Busserole

Busserole : La busserole (ou raisin d’ours) est une espèce de sous-arbrisseau (famille des Éricacées – Nom botanique : Arctostaphylos uva-ursi L.), répandue en région circumpolaire.
Souvent en forme de coussins, la busserole a des feuilles persistantes, des petites fleurs en grelot blanches ou roses et des baies rouges à maturité.
Une espèce voisine (Arctostaphylos alpina (L.) Spreng.) a des feuilles caduques, des fleurs blanc-verdâtre et des baies noires.
La busserole a pour la première fois été documentée dans The Physicians of Myddfai, un ouvrage d’herboristerie du XIIIe siècle. Elle a également été décrite par Clusius en 1601 et recommandée pour usage médical notamment par Gehard en 1763. Elle fait enfin son apparition dans le London Pharmacopoeia en 1788.
Marco Polo reporta qu’au XIIIe siècle, les Chinois l’utilisaient comme diurétique pour soigner les reins et les problèmes urinaires. Les Amérindiens l’utilisaient également pour ces troubles mais aussi pour traiter certaines maladies vénériennes, les calculs urinaires, la cystite et l’urétrite, et enfin l’obésité. Les colons américains l’ont utilisée aussi contre les néphrites.

Emplois de la busserole 
: On utilise ses fruits pour faire de la confiture.
Ses feuilles dans l’industrie du tabac à pipe. Certaines tribus Amérindiennes l’incorporaient dans les herbes à fumer.

Mise en garde !

Comme tout diurétique, il est fortement déconseillé d’ingérer la busserole en cas d’insuffisance rénale.

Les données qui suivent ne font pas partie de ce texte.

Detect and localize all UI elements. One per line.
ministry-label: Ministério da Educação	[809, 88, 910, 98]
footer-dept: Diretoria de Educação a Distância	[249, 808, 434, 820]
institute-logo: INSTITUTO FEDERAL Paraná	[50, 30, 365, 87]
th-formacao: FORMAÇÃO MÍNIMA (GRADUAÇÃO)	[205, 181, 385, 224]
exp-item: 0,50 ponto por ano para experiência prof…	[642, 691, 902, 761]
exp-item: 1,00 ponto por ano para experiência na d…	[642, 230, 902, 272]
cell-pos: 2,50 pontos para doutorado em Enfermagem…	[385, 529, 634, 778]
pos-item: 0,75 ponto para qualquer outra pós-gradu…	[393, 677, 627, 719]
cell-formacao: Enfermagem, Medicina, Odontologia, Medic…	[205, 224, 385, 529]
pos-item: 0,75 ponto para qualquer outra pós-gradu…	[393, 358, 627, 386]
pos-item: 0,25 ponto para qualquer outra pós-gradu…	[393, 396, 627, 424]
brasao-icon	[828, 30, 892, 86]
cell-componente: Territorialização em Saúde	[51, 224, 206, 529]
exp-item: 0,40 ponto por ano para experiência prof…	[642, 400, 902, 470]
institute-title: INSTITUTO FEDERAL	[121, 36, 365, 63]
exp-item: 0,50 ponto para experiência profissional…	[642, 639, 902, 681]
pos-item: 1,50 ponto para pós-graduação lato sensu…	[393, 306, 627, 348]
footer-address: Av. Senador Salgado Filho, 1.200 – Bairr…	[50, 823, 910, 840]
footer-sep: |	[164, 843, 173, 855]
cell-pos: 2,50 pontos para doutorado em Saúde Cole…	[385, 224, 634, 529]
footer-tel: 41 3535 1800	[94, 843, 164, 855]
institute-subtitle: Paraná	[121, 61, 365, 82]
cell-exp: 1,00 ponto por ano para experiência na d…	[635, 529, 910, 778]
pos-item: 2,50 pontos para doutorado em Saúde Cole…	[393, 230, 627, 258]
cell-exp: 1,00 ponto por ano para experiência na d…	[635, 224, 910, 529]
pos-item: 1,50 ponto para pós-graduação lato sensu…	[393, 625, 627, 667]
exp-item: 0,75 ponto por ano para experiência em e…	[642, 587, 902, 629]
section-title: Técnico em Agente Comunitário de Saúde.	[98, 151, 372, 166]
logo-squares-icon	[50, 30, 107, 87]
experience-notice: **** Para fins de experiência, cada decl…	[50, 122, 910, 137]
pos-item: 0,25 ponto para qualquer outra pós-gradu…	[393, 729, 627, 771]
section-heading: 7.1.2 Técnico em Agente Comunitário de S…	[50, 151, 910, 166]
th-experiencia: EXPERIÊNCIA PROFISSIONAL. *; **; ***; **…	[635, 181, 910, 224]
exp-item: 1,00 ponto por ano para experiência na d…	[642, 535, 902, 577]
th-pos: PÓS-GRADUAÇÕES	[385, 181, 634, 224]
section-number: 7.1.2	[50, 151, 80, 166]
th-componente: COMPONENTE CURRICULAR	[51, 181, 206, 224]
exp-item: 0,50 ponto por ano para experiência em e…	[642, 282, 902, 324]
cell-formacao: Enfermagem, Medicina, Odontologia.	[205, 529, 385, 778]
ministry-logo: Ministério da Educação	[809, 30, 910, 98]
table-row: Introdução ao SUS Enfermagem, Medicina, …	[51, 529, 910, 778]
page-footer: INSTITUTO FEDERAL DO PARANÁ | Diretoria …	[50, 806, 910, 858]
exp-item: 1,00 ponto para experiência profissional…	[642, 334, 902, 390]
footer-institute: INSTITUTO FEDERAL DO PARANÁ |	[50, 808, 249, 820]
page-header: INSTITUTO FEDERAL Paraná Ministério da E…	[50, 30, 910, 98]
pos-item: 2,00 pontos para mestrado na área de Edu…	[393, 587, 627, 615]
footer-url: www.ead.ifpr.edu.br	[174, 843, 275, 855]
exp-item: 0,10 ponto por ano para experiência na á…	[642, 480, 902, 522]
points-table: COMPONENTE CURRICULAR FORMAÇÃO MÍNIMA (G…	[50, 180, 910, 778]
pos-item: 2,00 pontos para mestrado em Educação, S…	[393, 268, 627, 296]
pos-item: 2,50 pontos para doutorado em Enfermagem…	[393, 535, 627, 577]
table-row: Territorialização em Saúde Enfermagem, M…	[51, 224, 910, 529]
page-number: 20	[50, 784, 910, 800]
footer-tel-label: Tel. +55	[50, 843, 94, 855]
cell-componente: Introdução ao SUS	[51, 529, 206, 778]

Une étude canadienne effectuée en 1986 suggère que les femmes enceintes doivent s’abstenir de prendre de la busserole car son action ocytocique (*) peut déclencher le travail d’accouchement lorsque pris à forte dose. De plus cette plante ne devrait pas être consommée sur une longue période (plus de 2 ou 3 semaines). La vitamine C (plus de 500 mg par jour) et les jus très acides (contenant de l’acide citrique notamment) comme les jus de pruneau, de citron ou de canneberge ne devraient pas être pris conjointement avec la busserole, car cela risquerait de modifier l’alcalinité de l’urine nécessaire à l’action de l’arbutine. Certaines études suggèrent que l’ingestion de 1 gramme d’hydroquinone peut provoquer vomissements, nausées (principalement), acouphènes, cyanose et convulsions, une prise de 5 grammes d’hydroquinone pouvant même provoquer la mort, mais il ne faut pas oublier que l’hydroquinone n’est qu’un métabolite de l’arbutine et que l’on peut sainement ingérer des préparations faites à base de 20 grammes ou plus de busserole, sans aucun risque pour la santé. De plus, très peu d’études complètes ayant été réalisées sur le sujet, le dosage reste très subjectif et dépend de la tolérance individuelle du sujet.

(*) Ocytocique : médicament ou produit possédant la capacité de provoquer ou de stimuler les contractions de l’utérus au moment de l’accouchement.